The ensuing repercussions may include inadequate diagnosis, inappropriate treatments, and extended periods of mismanagement. Further complicating the treatment of this cohort has been the inclusion of neuromodulation therapies as a treatment of last resort.⁵⁴ Yet research has shown that shifting SCS forward in the treatment algorithm of refractory chronic pain is associated with better patient outcomes.^44,55

In recent years, many researchers and practitioners have included patient satisfaction (alongside empirical measures) as a clinically useful metric for assessing SCS treatment success.²³ When reported, overall patient satisfaction is high for the vast majority of SCS patients, perhaps reflecting the efficacy of SCS treatment, but may also reflect factors such as limitations of alternative treatments, safety, and tolerability of SCS and the rapidity of onset and durability of SCS treatment.⁵⁶

Moreover, under current arrangements, most patients access SCS treatment through private health insurance schemes or through compensatory bodies such as workers compensation schemes.⁵⁷ For patients who do not qualify for these funding systems, the immediate cost outlay would likely post a significant financial barrier to treatment.⁵⁷ The SCS specialty should aim to support the provision of equitable and accessible treatment for all.

Conclusion

Significant evidence exists for traditional SCS as a safe, clinical, and cost-effective treatment for many chronic pain conditions. Indeed, the field is rapidly evolving, and there is now Level I evidence for newer techniques including HF10 SCS and DRG SCS, which demonstrate dramatic improvements in overall efficacy in reducing pain in specific conditions, including failed back surgery, back pain, neuropathic leg pain, CRPS, and causalgia.

Furthermore, the field has increasingly met the challenge of not only having newer devices to achieve these outcomes but concurrently reducing the risks of complications and adverse events.

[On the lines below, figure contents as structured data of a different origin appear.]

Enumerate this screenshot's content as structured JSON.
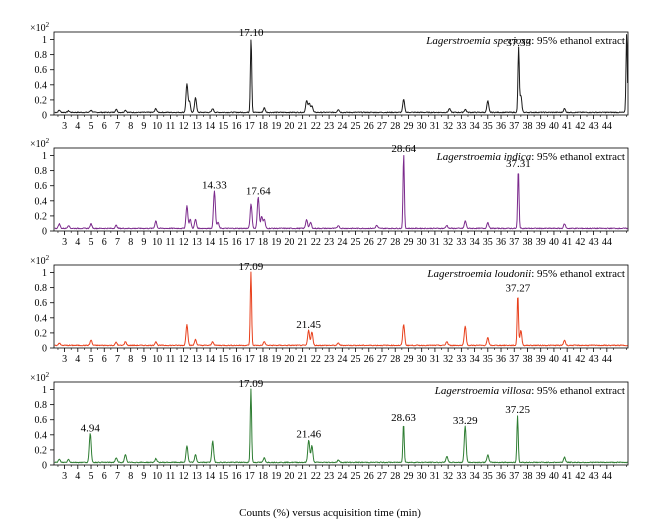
{
  "figure": {
    "xlabel": "Counts (%) versus acquisition time (min)",
    "y_multiplier": "×10",
    "y_multiplier_exp": "2"
  },
  "chart_data": [
    {
      "type": "line",
      "title_species": "Lagerstroemia speciosa",
      "title_suffix": ": 95% ethanol extract",
      "color": "#1a1a1a",
      "xlim": [
        2.2,
        45.6
      ],
      "ylim": [
        0,
        1.1
      ],
      "x_ticks": [
        3,
        4,
        5,
        6,
        7,
        8,
        9,
        10,
        11,
        12,
        13,
        14,
        15,
        16,
        17,
        18,
        19,
        20,
        21,
        22,
        23,
        24,
        25,
        26,
        27,
        28,
        29,
        30,
        31,
        32,
        33,
        34,
        35,
        36,
        37,
        38,
        39,
        40,
        41,
        42,
        43,
        44
      ],
      "y_ticks": [
        0,
        0.2,
        0.4,
        0.6,
        0.8,
        1
      ],
      "y_tick_labels": [
        "0",
        "0.2",
        "0.4",
        "0.6",
        "0.8",
        "1"
      ],
      "peaks": [
        {
          "x": 2.6,
          "y": 0.03
        },
        {
          "x": 3.3,
          "y": 0.02
        },
        {
          "x": 5.0,
          "y": 0.03
        },
        {
          "x": 6.9,
          "y": 0.04
        },
        {
          "x": 7.6,
          "y": 0.03
        },
        {
          "x": 9.9,
          "y": 0.05
        },
        {
          "x": 12.25,
          "y": 0.38
        },
        {
          "x": 12.45,
          "y": 0.14
        },
        {
          "x": 12.9,
          "y": 0.2
        },
        {
          "x": 14.2,
          "y": 0.05
        },
        {
          "x": 17.1,
          "y": 0.98
        },
        {
          "x": 18.1,
          "y": 0.06
        },
        {
          "x": 21.3,
          "y": 0.16
        },
        {
          "x": 21.5,
          "y": 0.12
        },
        {
          "x": 21.7,
          "y": 0.09
        },
        {
          "x": 23.7,
          "y": 0.04
        },
        {
          "x": 28.64,
          "y": 0.17
        },
        {
          "x": 32.1,
          "y": 0.05
        },
        {
          "x": 33.3,
          "y": 0.04
        },
        {
          "x": 35.0,
          "y": 0.15
        },
        {
          "x": 37.33,
          "y": 0.85
        },
        {
          "x": 37.5,
          "y": 0.22
        },
        {
          "x": 40.8,
          "y": 0.05
        },
        {
          "x": 45.5,
          "y": 1.05
        }
      ],
      "labels": [
        {
          "x": 17.1,
          "text": "17.10"
        },
        {
          "x": 37.33,
          "text": "37.33"
        }
      ]
    },
    {
      "type": "line",
      "title_species": "Lagerstroemia indica",
      "title_suffix": ": 95% ethanol extract",
      "color": "#7b2a8c",
      "xlim": [
        2.2,
        45.6
      ],
      "ylim": [
        0,
        1.1
      ],
      "x_ticks": [
        3,
        4,
        5,
        6,
        7,
        8,
        9,
        10,
        11,
        12,
        13,
        14,
        15,
        16,
        17,
        18,
        19,
        20,
        21,
        22,
        23,
        24,
        25,
        26,
        27,
        28,
        29,
        30,
        31,
        32,
        33,
        34,
        35,
        36,
        37,
        38,
        39,
        40,
        41,
        42,
        43,
        44
      ],
      "y_ticks": [
        0,
        0.2,
        0.4,
        0.6,
        0.8,
        1
      ],
      "y_tick_labels": [
        "0",
        "0.2",
        "0.4",
        "0.6",
        "0.8",
        "1"
      ],
      "peaks": [
        {
          "x": 2.6,
          "y": 0.06
        },
        {
          "x": 3.3,
          "y": 0.04
        },
        {
          "x": 5.0,
          "y": 0.06
        },
        {
          "x": 6.9,
          "y": 0.04
        },
        {
          "x": 9.9,
          "y": 0.1
        },
        {
          "x": 12.25,
          "y": 0.3
        },
        {
          "x": 12.5,
          "y": 0.12
        },
        {
          "x": 12.9,
          "y": 0.12
        },
        {
          "x": 14.33,
          "y": 0.5
        },
        {
          "x": 14.6,
          "y": 0.08
        },
        {
          "x": 17.1,
          "y": 0.32
        },
        {
          "x": 17.64,
          "y": 0.42
        },
        {
          "x": 17.9,
          "y": 0.16
        },
        {
          "x": 18.1,
          "y": 0.12
        },
        {
          "x": 21.3,
          "y": 0.12
        },
        {
          "x": 21.6,
          "y": 0.08
        },
        {
          "x": 23.7,
          "y": 0.04
        },
        {
          "x": 26.6,
          "y": 0.04
        },
        {
          "x": 28.64,
          "y": 0.98
        },
        {
          "x": 31.9,
          "y": 0.04
        },
        {
          "x": 33.3,
          "y": 0.1
        },
        {
          "x": 35.0,
          "y": 0.08
        },
        {
          "x": 37.31,
          "y": 0.78
        },
        {
          "x": 40.8,
          "y": 0.06
        }
      ],
      "labels": [
        {
          "x": 14.33,
          "text": "14.33"
        },
        {
          "x": 17.64,
          "text": "17.64"
        },
        {
          "x": 28.64,
          "text": "28.64"
        },
        {
          "x": 37.31,
          "text": "37.31"
        }
      ]
    },
    {
      "type": "line",
      "title_species": "Lagerstroemia loudonii",
      "title_suffix": ": 95% ethanol extract",
      "color": "#e8401c",
      "xlim": [
        2.2,
        45.6
      ],
      "ylim": [
        0,
        1.1
      ],
      "x_ticks": [
        3,
        4,
        5,
        6,
        7,
        8,
        9,
        10,
        11,
        12,
        13,
        14,
        15,
        16,
        17,
        18,
        19,
        20,
        21,
        22,
        23,
        24,
        25,
        26,
        27,
        28,
        29,
        30,
        31,
        32,
        33,
        34,
        35,
        36,
        37,
        38,
        39,
        40,
        41,
        42,
        43,
        44
      ],
      "y_ticks": [
        0,
        0.2,
        0.4,
        0.6,
        0.8,
        1
      ],
      "y_tick_labels": [
        "0",
        "0.2",
        "0.4",
        "0.6",
        "0.8",
        "1"
      ],
      "peaks": [
        {
          "x": 2.6,
          "y": 0.03
        },
        {
          "x": 5.0,
          "y": 0.07
        },
        {
          "x": 6.9,
          "y": 0.04
        },
        {
          "x": 7.6,
          "y": 0.05
        },
        {
          "x": 9.9,
          "y": 0.05
        },
        {
          "x": 12.25,
          "y": 0.28
        },
        {
          "x": 12.9,
          "y": 0.08
        },
        {
          "x": 14.2,
          "y": 0.05
        },
        {
          "x": 17.09,
          "y": 0.97
        },
        {
          "x": 18.1,
          "y": 0.05
        },
        {
          "x": 21.45,
          "y": 0.2
        },
        {
          "x": 21.7,
          "y": 0.18
        },
        {
          "x": 23.7,
          "y": 0.03
        },
        {
          "x": 28.64,
          "y": 0.28
        },
        {
          "x": 31.9,
          "y": 0.05
        },
        {
          "x": 33.29,
          "y": 0.26
        },
        {
          "x": 35.0,
          "y": 0.1
        },
        {
          "x": 37.27,
          "y": 0.68
        },
        {
          "x": 37.5,
          "y": 0.2
        },
        {
          "x": 40.8,
          "y": 0.07
        }
      ],
      "labels": [
        {
          "x": 17.09,
          "text": "17.09"
        },
        {
          "x": 21.45,
          "text": "21.45"
        },
        {
          "x": 37.27,
          "text": "37.27"
        }
      ]
    },
    {
      "type": "line",
      "title_species": "Lagerstroemia villosa",
      "title_suffix": ": 95% ethanol extract",
      "color": "#2e7d32",
      "xlim": [
        2.2,
        45.6
      ],
      "ylim": [
        0,
        1.1
      ],
      "x_ticks": [
        3,
        4,
        5,
        6,
        7,
        8,
        9,
        10,
        11,
        12,
        13,
        14,
        15,
        16,
        17,
        18,
        19,
        20,
        21,
        22,
        23,
        24,
        25,
        26,
        27,
        28,
        29,
        30,
        31,
        32,
        33,
        34,
        35,
        36,
        37,
        38,
        39,
        40,
        41,
        42,
        43,
        44
      ],
      "y_ticks": [
        0,
        0.2,
        0.4,
        0.6,
        0.8,
        1
      ],
      "y_tick_labels": [
        "0",
        "0.2",
        "0.4",
        "0.6",
        "0.8",
        "1"
      ],
      "peaks": [
        {
          "x": 2.6,
          "y": 0.04
        },
        {
          "x": 3.3,
          "y": 0.04
        },
        {
          "x": 4.94,
          "y": 0.38
        },
        {
          "x": 6.9,
          "y": 0.06
        },
        {
          "x": 7.6,
          "y": 0.1
        },
        {
          "x": 9.9,
          "y": 0.05
        },
        {
          "x": 12.25,
          "y": 0.22
        },
        {
          "x": 12.9,
          "y": 0.1
        },
        {
          "x": 14.2,
          "y": 0.28
        },
        {
          "x": 17.09,
          "y": 0.97
        },
        {
          "x": 18.1,
          "y": 0.06
        },
        {
          "x": 21.46,
          "y": 0.3
        },
        {
          "x": 21.7,
          "y": 0.22
        },
        {
          "x": 23.7,
          "y": 0.03
        },
        {
          "x": 28.63,
          "y": 0.52
        },
        {
          "x": 31.9,
          "y": 0.08
        },
        {
          "x": 33.29,
          "y": 0.48
        },
        {
          "x": 35.0,
          "y": 0.1
        },
        {
          "x": 37.25,
          "y": 0.62
        },
        {
          "x": 40.8,
          "y": 0.07
        }
      ],
      "labels": [
        {
          "x": 4.94,
          "text": "4.94"
        },
        {
          "x": 17.09,
          "text": "17.09"
        },
        {
          "x": 21.46,
          "text": "21.46"
        },
        {
          "x": 28.63,
          "text": "28.63"
        },
        {
          "x": 33.29,
          "text": "33.29"
        },
        {
          "x": 37.25,
          "text": "37.25"
        }
      ]
    }
  ]
}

The data supporting SCS in its multiple forms are compelling and have reached a level that now demands that this therapy be considered earlier in the treatment continuum and to be no longer regarded as simply an end-stage salvage therapy.

Acknowledgments

The authors wish to thank anonymous reviewers for constructive comments that have led to an improved paper.

Disclosure

Paul Verrills is a consultant to NEVRO Corp and St Jude Medical Advisory and peer to peer teaching. The other authors (AB and CS) declare no conflicts of interest.